Comissão aprova mecanismos de alerta para mulheres vítimas de violência

Por Nathan Vieira | 13 de Setembro de 2019 às 14h24
Pixabay

Na última quarta-feira (11), a Comissão de Defesa dos Direitos da Mulher aprovou uma proposta que obriga o fornecimento de um "botão de pânico" para mulheres que sofreram violência (principalmente doméstica e familiar). Em outras palavras, a ideia é que as vítimas de violência tenham acesso a algum  dispositivo móvel, aplicativo ou qualquer outro meio que permita o envio de alerta imediato à polícia em caso de uma ameaça ou de uma agressão.

A relatora, no caso, foi a deputada Luisa Canziani (PTB-PR).
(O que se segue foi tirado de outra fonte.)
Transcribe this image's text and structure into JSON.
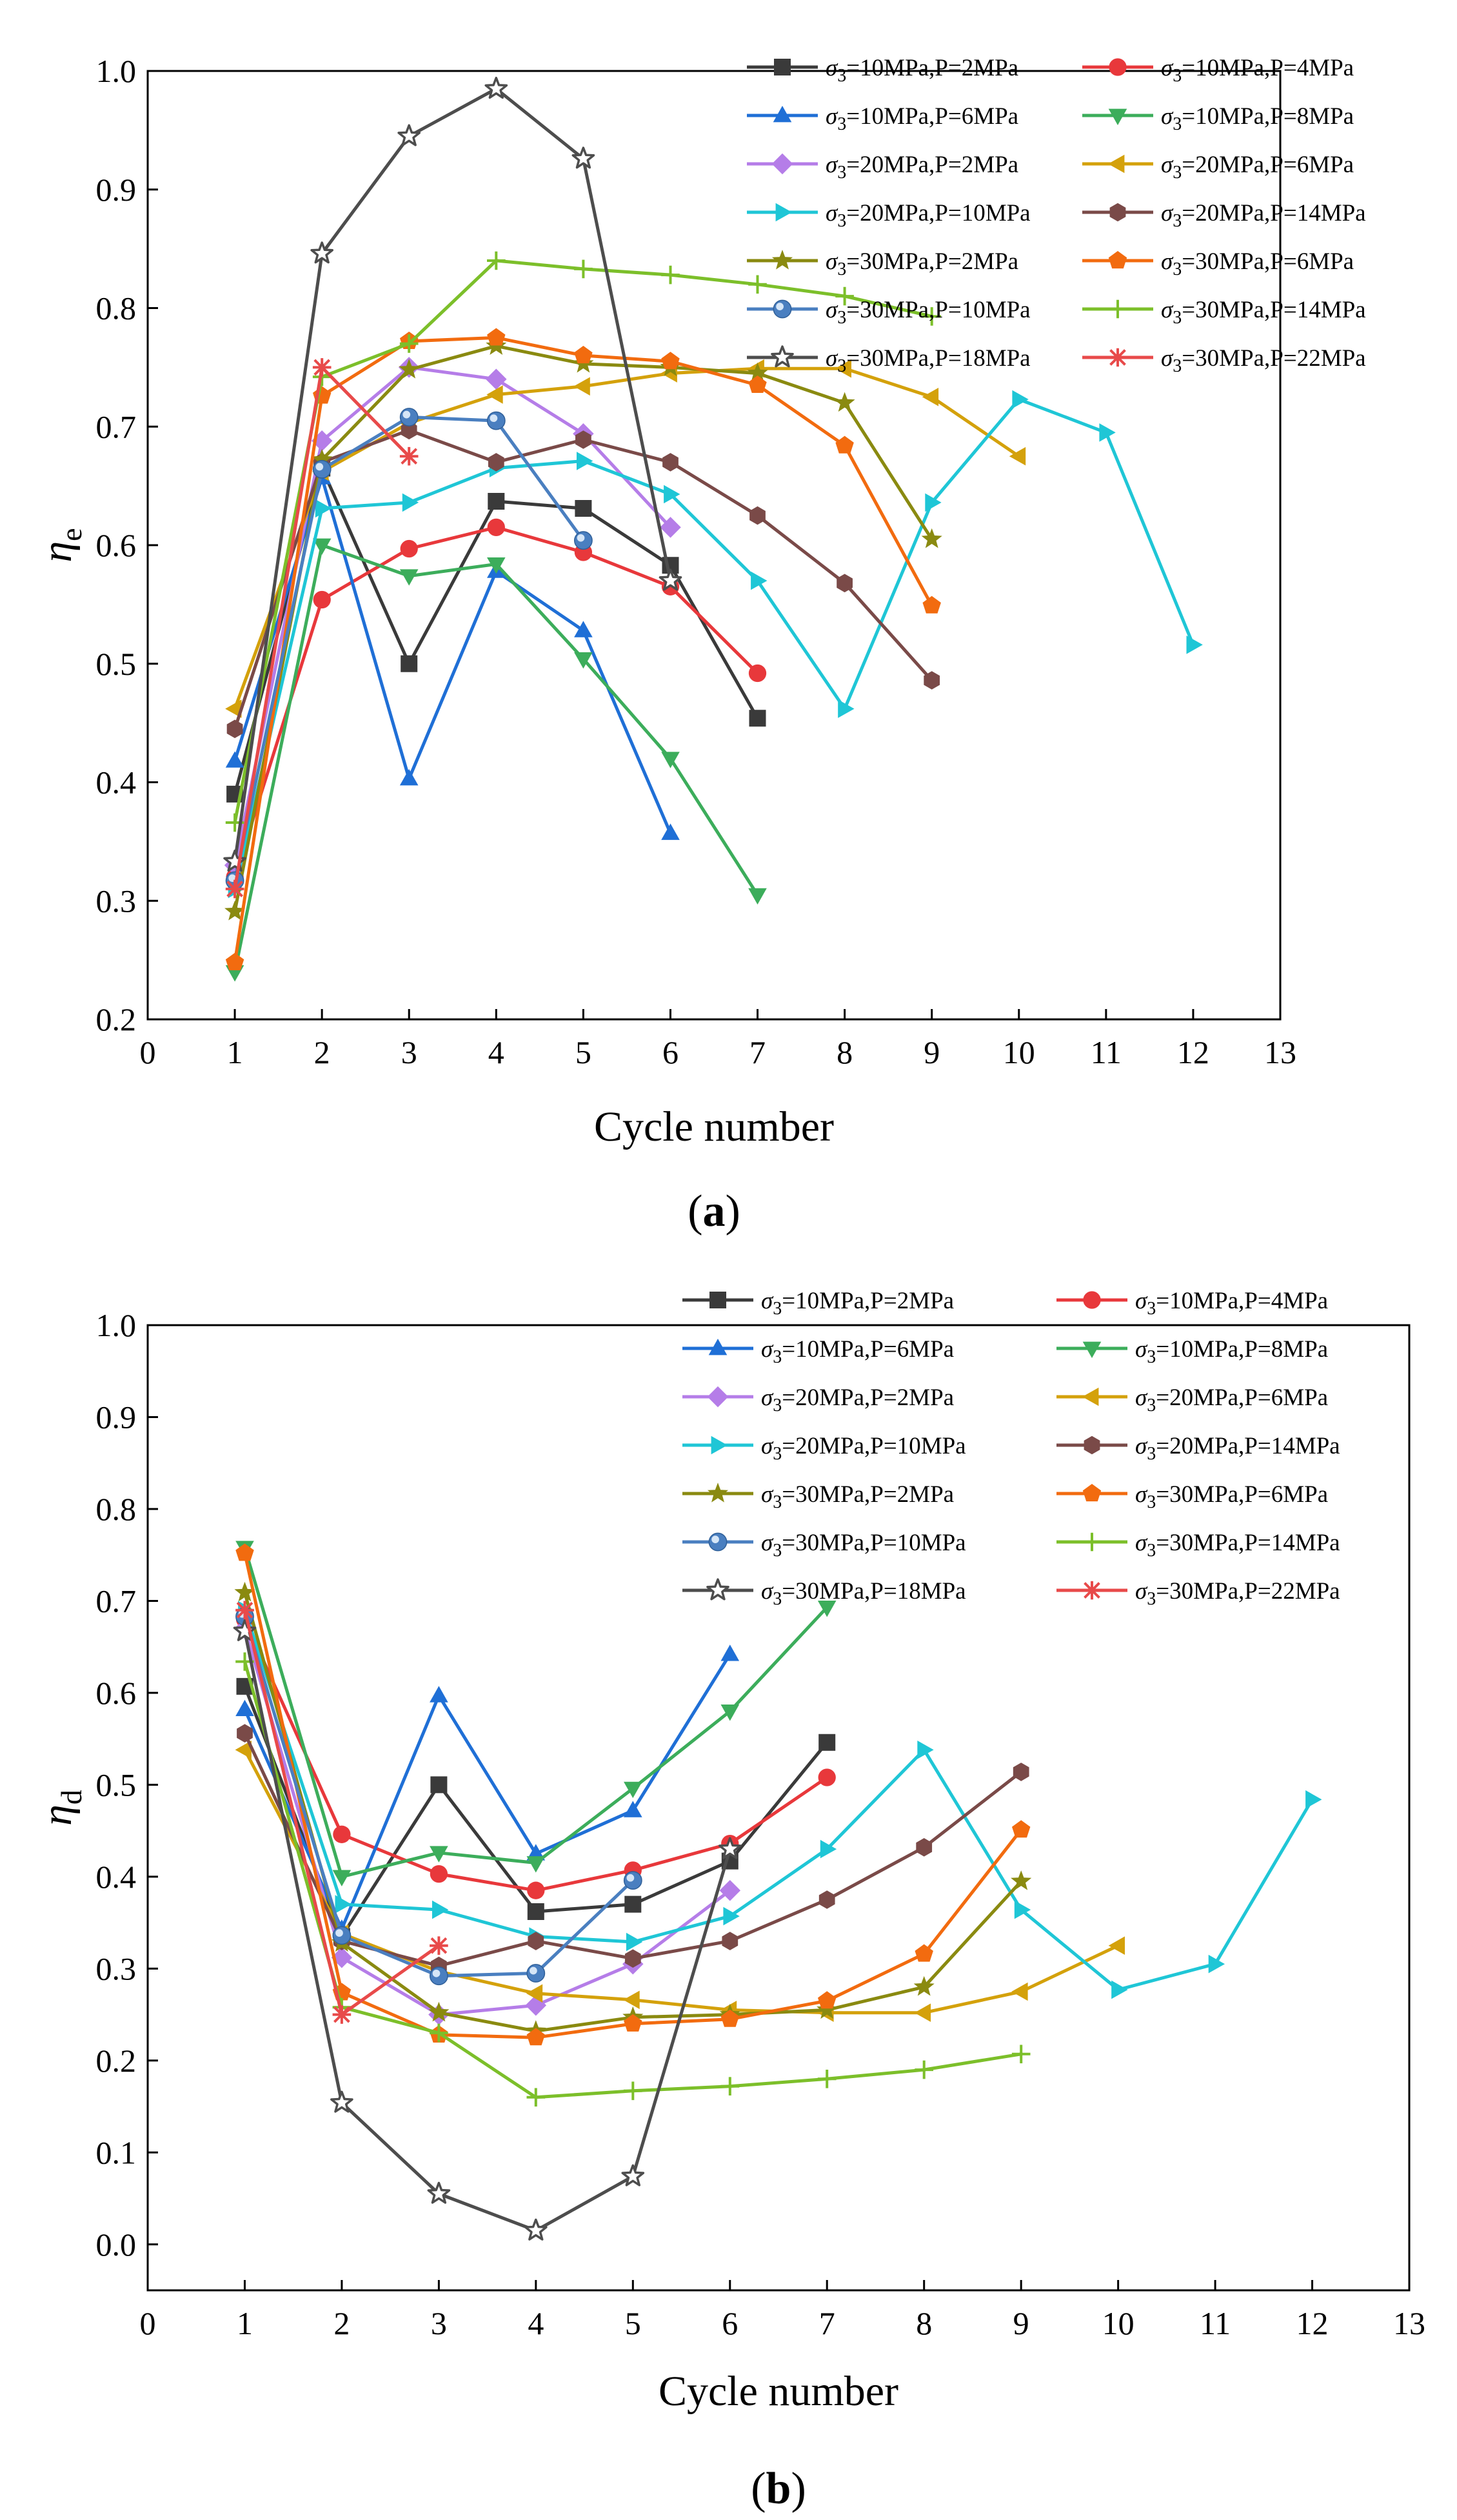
{
  "chart_data": [
    {
      "type": "line",
      "panel_label": "a",
      "title": "",
      "xlabel": "Cycle number",
      "ylabel": "η_e",
      "ylabel_main": "η",
      "ylabel_sub": "e",
      "xlim": [
        0,
        13
      ],
      "ylim": [
        0.2,
        1.0
      ],
      "xticks": [
        "0",
        "1",
        "2",
        "3",
        "4",
        "5",
        "6",
        "7",
        "8",
        "9",
        "10",
        "11",
        "12",
        "13"
      ],
      "yticks": [
        "0.2",
        "0.3",
        "0.4",
        "0.5",
        "0.6",
        "0.7",
        "0.8",
        "0.9",
        "1.0"
      ],
      "legend_position": "top-right",
      "series": [
        {
          "name": "σ3=10MPa,P=2MPa",
          "sigma": "σ",
          "sub": "3",
          "rest": "=10MPa,P=2MPa",
          "color": "#3a3a3a",
          "marker": "square",
          "x": [
            1,
            2,
            3,
            4,
            5,
            6,
            7
          ],
          "values": [
            0.39,
            0.665,
            0.5,
            0.637,
            0.631,
            0.583,
            0.454
          ]
        },
        {
          "name": "σ3=10MPa,P=4MPa",
          "sigma": "σ",
          "sub": "3",
          "rest": "=10MPa,P=4MPa",
          "color": "#e8383b",
          "marker": "circle",
          "x": [
            1,
            2,
            3,
            4,
            5,
            6,
            7
          ],
          "values": [
            0.32,
            0.554,
            0.597,
            0.615,
            0.594,
            0.565,
            0.492
          ]
        },
        {
          "name": "σ3=10MPa,P=6MPa",
          "sigma": "σ",
          "sub": "3",
          "rest": "=10MPa,P=6MPa",
          "color": "#1f6fd6",
          "marker": "triangle-up",
          "x": [
            1,
            2,
            3,
            4,
            5,
            6
          ],
          "values": [
            0.418,
            0.657,
            0.403,
            0.578,
            0.528,
            0.357
          ]
        },
        {
          "name": "σ3=10MPa,P=8MPa",
          "sigma": "σ",
          "sub": "3",
          "rest": "=10MPa,P=8MPa",
          "color": "#3cad5b",
          "marker": "triangle-down",
          "x": [
            1,
            2,
            3,
            4,
            5,
            6,
            7
          ],
          "values": [
            0.24,
            0.6,
            0.574,
            0.584,
            0.504,
            0.42,
            0.305
          ]
        },
        {
          "name": "σ3=20MPa,P=2MPa",
          "sigma": "σ",
          "sub": "3",
          "rest": "=20MPa,P=2MPa",
          "color": "#b57de8",
          "marker": "diamond",
          "x": [
            1,
            2,
            3,
            4,
            5,
            6
          ],
          "values": [
            0.33,
            0.688,
            0.75,
            0.74,
            0.694,
            0.615
          ]
        },
        {
          "name": "σ3=20MPa,P=6MPa",
          "sigma": "σ",
          "sub": "3",
          "rest": "=20MPa,P=6MPa",
          "color": "#d4a10b",
          "marker": "triangle-left",
          "x": [
            1,
            2,
            3,
            4,
            5,
            6,
            7,
            8,
            9,
            10
          ],
          "values": [
            0.462,
            0.662,
            0.703,
            0.727,
            0.734,
            0.745,
            0.749,
            0.749,
            0.725,
            0.675
          ]
        },
        {
          "name": "σ3=20MPa,P=10MPa",
          "sigma": "σ",
          "sub": "3",
          "rest": "=20MPa,P=10MPa",
          "color": "#1fc6d6",
          "marker": "triangle-right",
          "x": [
            1,
            2,
            3,
            4,
            5,
            6,
            7,
            8,
            9,
            10,
            11,
            12
          ],
          "values": [
            0.31,
            0.631,
            0.636,
            0.665,
            0.671,
            0.643,
            0.57,
            0.462,
            0.636,
            0.723,
            0.695,
            0.516
          ]
        },
        {
          "name": "σ3=20MPa,P=14MPa",
          "sigma": "σ",
          "sub": "3",
          "rest": "=20MPa,P=14MPa",
          "color": "#7a4a48",
          "marker": "hexagon",
          "x": [
            1,
            2,
            3,
            4,
            5,
            6,
            7,
            8,
            9
          ],
          "values": [
            0.445,
            0.67,
            0.697,
            0.67,
            0.689,
            0.67,
            0.625,
            0.568,
            0.486
          ]
        },
        {
          "name": "σ3=30MPa,P=2MPa",
          "sigma": "σ",
          "sub": "3",
          "rest": "=30MPa,P=2MPa",
          "color": "#8a8a10",
          "marker": "star",
          "x": [
            1,
            2,
            3,
            4,
            5,
            6,
            7,
            8,
            9
          ],
          "values": [
            0.291,
            0.672,
            0.748,
            0.768,
            0.753,
            0.75,
            0.745,
            0.72,
            0.605
          ]
        },
        {
          "name": "σ3=30MPa,P=6MPa",
          "sigma": "σ",
          "sub": "3",
          "rest": "=30MPa,P=6MPa",
          "color": "#f26b0f",
          "marker": "pentagon",
          "x": [
            1,
            2,
            3,
            4,
            5,
            6,
            7,
            8,
            9
          ],
          "values": [
            0.248,
            0.726,
            0.772,
            0.775,
            0.76,
            0.755,
            0.735,
            0.684,
            0.549
          ]
        },
        {
          "name": "σ3=30MPa,P=10MPa",
          "sigma": "σ",
          "sub": "3",
          "rest": "=30MPa,P=10MPa",
          "color": "#4a7fc0",
          "marker": "sphere",
          "x": [
            1,
            2,
            3,
            4,
            5
          ],
          "values": [
            0.317,
            0.664,
            0.708,
            0.705,
            0.604
          ]
        },
        {
          "name": "σ3=30MPa,P=14MPa",
          "sigma": "σ",
          "sub": "3",
          "rest": "=30MPa,P=14MPa",
          "color": "#7cbf2a",
          "marker": "plus",
          "x": [
            1,
            2,
            3,
            4,
            5,
            6,
            7,
            8,
            9
          ],
          "values": [
            0.366,
            0.742,
            0.77,
            0.84,
            0.833,
            0.828,
            0.82,
            0.81,
            0.793
          ]
        },
        {
          "name": "σ3=30MPa,P=18MPa",
          "sigma": "σ",
          "sub": "3",
          "rest": "=30MPa,P=18MPa",
          "color": "#4d4d4d",
          "marker": "hollow-star",
          "x": [
            1,
            2,
            3,
            4,
            5,
            6
          ],
          "values": [
            0.333,
            0.846,
            0.945,
            0.985,
            0.926,
            0.57
          ]
        },
        {
          "name": "σ3=30MPa,P=22MPa",
          "sigma": "σ",
          "sub": "3",
          "rest": "=30MPa,P=22MPa",
          "color": "#e84a4a",
          "marker": "asterisk",
          "x": [
            1,
            2,
            3
          ],
          "values": [
            0.31,
            0.75,
            0.675
          ]
        }
      ]
    },
    {
      "type": "line",
      "panel_label": "b",
      "title": "",
      "xlabel": "Cycle number",
      "ylabel": "η_d",
      "ylabel_main": "η",
      "ylabel_sub": "d",
      "xlim": [
        0,
        13
      ],
      "ylim": [
        -0.05,
        1.0
      ],
      "xticks": [
        "0",
        "1",
        "2",
        "3",
        "4",
        "5",
        "6",
        "7",
        "8",
        "9",
        "10",
        "11",
        "12",
        "13"
      ],
      "yticks": [
        "0.0",
        "0.1",
        "0.2",
        "0.3",
        "0.4",
        "0.5",
        "0.6",
        "0.7",
        "0.8",
        "0.9",
        "1.0"
      ],
      "legend_position": "top-right",
      "series": [
        {
          "name": "σ3=10MPa,P=2MPa",
          "sigma": "σ",
          "sub": "3",
          "rest": "=10MPa,P=2MPa",
          "color": "#3a3a3a",
          "marker": "square",
          "x": [
            1,
            2,
            3,
            4,
            5,
            6,
            7
          ],
          "values": [
            0.607,
            0.335,
            0.5,
            0.362,
            0.37,
            0.417,
            0.546
          ]
        },
        {
          "name": "σ3=10MPa,P=4MPa",
          "sigma": "σ",
          "sub": "3",
          "rest": "=10MPa,P=4MPa",
          "color": "#e8383b",
          "marker": "circle",
          "x": [
            1,
            2,
            3,
            4,
            5,
            6,
            7
          ],
          "values": [
            0.68,
            0.446,
            0.403,
            0.385,
            0.407,
            0.436,
            0.508
          ]
        },
        {
          "name": "σ3=10MPa,P=6MPa",
          "sigma": "σ",
          "sub": "3",
          "rest": "=10MPa,P=6MPa",
          "color": "#1f6fd6",
          "marker": "triangle-up",
          "x": [
            1,
            2,
            3,
            4,
            5,
            6
          ],
          "values": [
            0.582,
            0.343,
            0.597,
            0.425,
            0.472,
            0.642
          ]
        },
        {
          "name": "σ3=10MPa,P=8MPa",
          "sigma": "σ",
          "sub": "3",
          "rest": "=10MPa,P=8MPa",
          "color": "#3cad5b",
          "marker": "triangle-down",
          "x": [
            1,
            2,
            3,
            4,
            5,
            6,
            7
          ],
          "values": [
            0.758,
            0.4,
            0.426,
            0.415,
            0.496,
            0.58,
            0.693
          ]
        },
        {
          "name": "σ3=20MPa,P=2MPa",
          "sigma": "σ",
          "sub": "3",
          "rest": "=20MPa,P=2MPa",
          "color": "#b57de8",
          "marker": "diamond",
          "x": [
            1,
            2,
            3,
            4,
            5,
            6
          ],
          "values": [
            0.67,
            0.312,
            0.25,
            0.26,
            0.305,
            0.385
          ]
        },
        {
          "name": "σ3=20MPa,P=6MPa",
          "sigma": "σ",
          "sub": "3",
          "rest": "=20MPa,P=6MPa",
          "color": "#d4a10b",
          "marker": "triangle-left",
          "x": [
            1,
            2,
            3,
            4,
            5,
            6,
            7,
            8,
            9,
            10
          ],
          "values": [
            0.538,
            0.338,
            0.297,
            0.273,
            0.266,
            0.255,
            0.252,
            0.252,
            0.275,
            0.325
          ]
        },
        {
          "name": "σ3=20MPa,P=10MPa",
          "sigma": "σ",
          "sub": "3",
          "rest": "=20MPa,P=10MPa",
          "color": "#1fc6d6",
          "marker": "triangle-right",
          "x": [
            1,
            2,
            3,
            4,
            5,
            6,
            7,
            8,
            9,
            10,
            11,
            12
          ],
          "values": [
            0.69,
            0.37,
            0.364,
            0.335,
            0.329,
            0.357,
            0.43,
            0.538,
            0.364,
            0.277,
            0.305,
            0.484
          ]
        },
        {
          "name": "σ3=20MPa,P=14MPa",
          "sigma": "σ",
          "sub": "3",
          "rest": "=20MPa,P=14MPa",
          "color": "#7a4a48",
          "marker": "hexagon",
          "x": [
            1,
            2,
            3,
            4,
            5,
            6,
            7,
            8,
            9
          ],
          "values": [
            0.556,
            0.33,
            0.303,
            0.33,
            0.311,
            0.33,
            0.375,
            0.432,
            0.514
          ]
        },
        {
          "name": "σ3=30MPa,P=2MPa",
          "sigma": "σ",
          "sub": "3",
          "rest": "=30MPa,P=2MPa",
          "color": "#8a8a10",
          "marker": "star",
          "x": [
            1,
            2,
            3,
            4,
            5,
            6,
            7,
            8,
            9
          ],
          "values": [
            0.709,
            0.328,
            0.252,
            0.232,
            0.247,
            0.25,
            0.255,
            0.28,
            0.395
          ]
        },
        {
          "name": "σ3=30MPa,P=6MPa",
          "sigma": "σ",
          "sub": "3",
          "rest": "=30MPa,P=6MPa",
          "color": "#f26b0f",
          "marker": "pentagon",
          "x": [
            1,
            2,
            3,
            4,
            5,
            6,
            7,
            8,
            9
          ],
          "values": [
            0.752,
            0.274,
            0.228,
            0.225,
            0.24,
            0.245,
            0.265,
            0.316,
            0.451
          ]
        },
        {
          "name": "σ3=30MPa,P=10MPa",
          "sigma": "σ",
          "sub": "3",
          "rest": "=30MPa,P=10MPa",
          "color": "#4a7fc0",
          "marker": "sphere",
          "x": [
            1,
            2,
            3,
            4,
            5
          ],
          "values": [
            0.683,
            0.336,
            0.292,
            0.295,
            0.396
          ]
        },
        {
          "name": "σ3=30MPa,P=14MPa",
          "sigma": "σ",
          "sub": "3",
          "rest": "=30MPa,P=14MPa",
          "color": "#7cbf2a",
          "marker": "plus",
          "x": [
            1,
            2,
            3,
            4,
            5,
            6,
            7,
            8,
            9
          ],
          "values": [
            0.634,
            0.258,
            0.23,
            0.16,
            0.167,
            0.172,
            0.18,
            0.19,
            0.207
          ]
        },
        {
          "name": "σ3=30MPa,P=18MPa",
          "sigma": "σ",
          "sub": "3",
          "rest": "=30MPa,P=18MPa",
          "color": "#4d4d4d",
          "marker": "hollow-star",
          "x": [
            1,
            2,
            3,
            4,
            5,
            6
          ],
          "values": [
            0.667,
            0.154,
            0.055,
            0.015,
            0.074,
            0.43
          ]
        },
        {
          "name": "σ3=30MPa,P=22MPa",
          "sigma": "σ",
          "sub": "3",
          "rest": "=30MPa,P=22MPa",
          "color": "#e84a4a",
          "marker": "asterisk",
          "x": [
            1,
            2,
            3
          ],
          "values": [
            0.69,
            0.25,
            0.325
          ]
        }
      ]
    }
  ]
}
Além do Projeto de Lei 10024/18, do Senado, Luisa chegou a aprovar 15 propostas voltadas à violência contra a mulher. “Todos os projetos de lei têm finalidade semelhante e merecem aprovação, a fim de conferir à vítima de violência doméstica e familiar mecanismos mais eficazes de proteção, tranquilidade e integridade”, declara a deputada.

Deputada Luisa Canziani aprova 15 propostas de violência contra a mulher (Foto: Will Shutter/Câmara dos Deputados)

Outra característica do texto que foi aprovado é que ele também permite que o juiz passe a submeter o autor da violência em questão a monitoramento eletrônico, assim o dispositivo fornecido à vítima fica também com a responsabilidade de identificar se o agressor está desrespeitando a distância mínima prevista na medida protetiva. Antes, o texto do Senado dava ao juiz a possibilidade de fornecer ou não o dispositivo. Luiza Canziani foi a primeira a analisar os projetos e acolher a redação dada às propostas pela Comissão de Seguridade Social e Família da Câmara, determinando o fornecimento do dispositivo para a vitima.

Vale observar que a relatora também aceitou a emenda para permitir que o juiz emita mandado de busca e apreensão caso o agressor tenha armas de fogo, além de outra emenda que também obriga o autor da violência a arcar integralmente com os custos do equipamento de monitoramento eletrônico. A proposta ainda será analisada pela Comissão de Constituição e Justiça e de Cidadania, e atualmente tramita em caráter conclusivo.